Any minute now, BT will stumble upon this blog, into the private stories of the last sixteen months of my life. I shouldn't feel so much dread, but I do. I take pride in my writing, but I also know there's a good chance he might read the blog and decide he doesn't want to see me anymore. Maybe not because of what I wrote about other people, but what I wrote about him.
I stand by my words; I still think BT and I are both a bit lost and frustrated in our lives, and a relationship might put more strain on the existing situations. At the same time, I know that I haven't met a man with this much boyfriend potential in over a year. I know there's a chemistry, a something between us.
I also know that we need to go on some real dates to see what this something is. Dates that don't involve alcohol and nudity. Are we destined to have nothing more than a fling? I don't know. Could I handle a purely physical relationship? I thought I could, but I usually end up getting emotionally attached (damn oxytocin!) and I can see myself heading down that path with BT.
For the most part, I took a break from dating this year, and it has served me well. It's been great to be self-sufficient and put my attention into the non-romantic aspects of my life. However, I was saying to Polly this morning, say I accomplish the two goals I set out for myself this year, I get myself in proper shape and find a new job. Then what? A boyfriend will magically appear because I'm officially "ready"? It doesn't work that way.
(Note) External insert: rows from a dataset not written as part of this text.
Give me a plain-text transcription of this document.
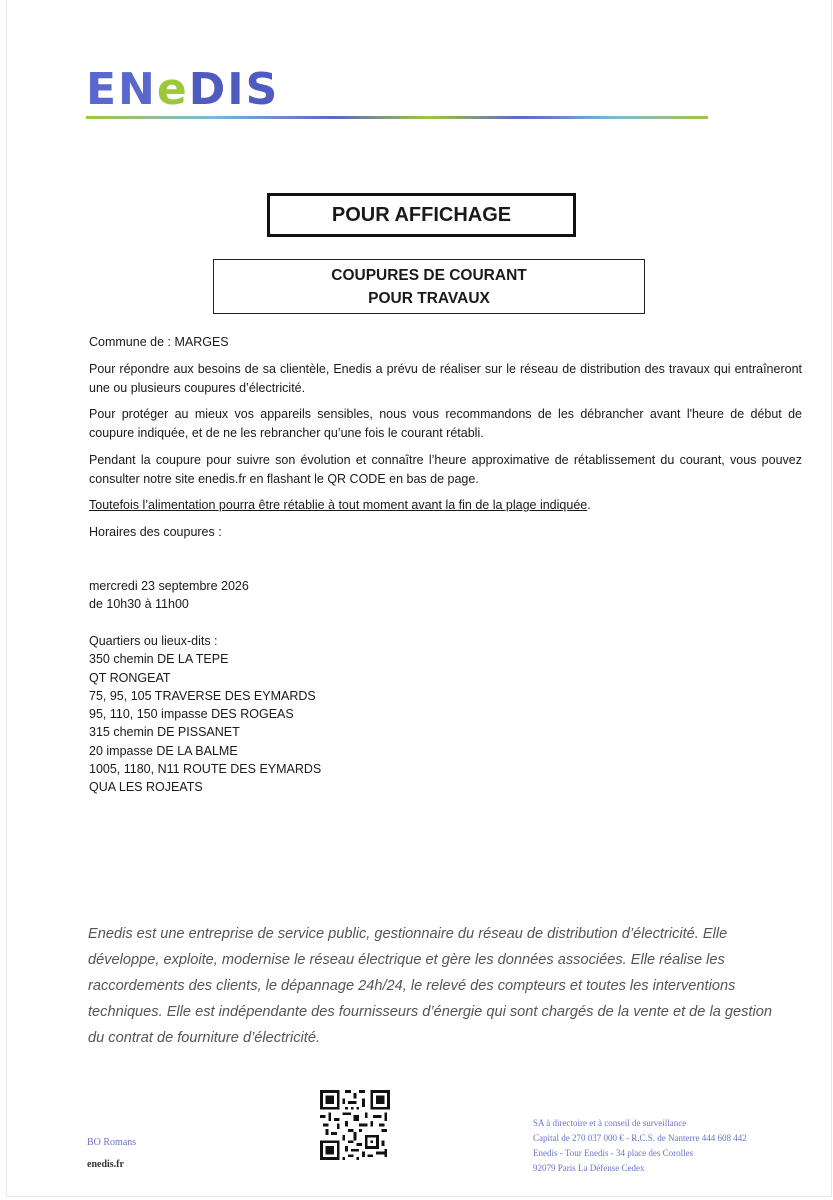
ENeDIS
POUR AFFICHAGE
COUPURES DE COURANT
POUR TRAVAUX
Commune de : MARGES
Pour répondre aux besoins de sa clientèle, Enedis a prévu de réaliser sur le réseau de distribution des travaux qui entraîneront une ou plusieurs coupures d’électricité.
Pour protéger au mieux vos appareils sensibles, nous vous recommandons de les débrancher avant l'heure de début de coupure indiquée, et de ne les rebrancher qu’une fois le courant rétabli.
Pendant la coupure pour suivre son évolution et connaître l’heure approximative de rétablissement du courant, vous pouvez consulter notre site enedis.fr en flashant le QR CODE en bas de page.
Toutefois l’alimentation pourra être rétablie à tout moment avant la fin de la plage indiquée.
Horaires des coupures :
mercredi 23 septembre 2026
de 10h30 à 11h00
Quartiers ou lieux-dits :
350 chemin DE LA TEPE
QT RONGEAT
75, 95, 105 TRAVERSE DES EYMARDS
95, 110, 150 impasse DES ROGEAS
315 chemin DE PISSANET
20 impasse DE LA BALME
1005, 1180, N11 ROUTE DES EYMARDS
QUA LES ROJEATS
Enedis est une entreprise de service public, gestionnaire du réseau de distribution d’électricité. Elle développe, exploite, modernise le réseau électrique et gère les données associées. Elle réalise les raccordements des clients, le dépannage 24h/24, le relevé des compteurs et toutes les interventions techniques. Elle est indépendante des fournisseurs d’énergie qui sont chargés de la vente et de la gestion du contrat de fourniture d’électricité.
BO Romans
enedis.fr
SA à directoire et à conseil de surveillance
Capital de 270 037 000 € - R.C.S. de Nanterre 444 608 442
Enedis - Tour Enedis - 34 place des Corolles
92079 Paris La Défense Cedex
It's safe not to get attached to anyone, and the last couple of weeks have shown me the ups and downs that can occur. I get nervous when I don't hear from him, I feel all smiley when I know I'm going to see him, and I've had periodic moments of anxiety in between when trying to figure out What it All Means.
I wish I could be the cool girl, the takes-things-as-they-come girl, instead of the confused girl.
All around me, I see failed relationships. My heart goes out to Polly, who I have been trying to comfort over her recent breakup. My parents did not set a good template of a happy and successful relationship for me (though I love them dearly and don't want to place any blame on them). Yes, I know of a few happy couples, but they seem more the exception than the rule. I have tried everything I can think of and have even tried not trying, but my love life often seems in a state of disarray. Pacing and patience are two of my problems, I know that much.
Being a romantic in New York City (or probably anywhere, for that matter) is murder. I don't believe in god, but I believe in true love, and keeping that faith can be unbelievably hard sometimes. I know I can do it again, open up and be vulnerable, make another person's happiness a priority, foster intimacy and friendship, listen, comfort, support, all of that relationship good stuff. I know reciprocity is key. I have the How down, it's just a matter of the When and the Who.
Maybe what I'm scared of is wanting all that stuff again, knowing that I have to give my heart to balance the scales. It's such a risk, such a leap of faith. How do people do it? How did I?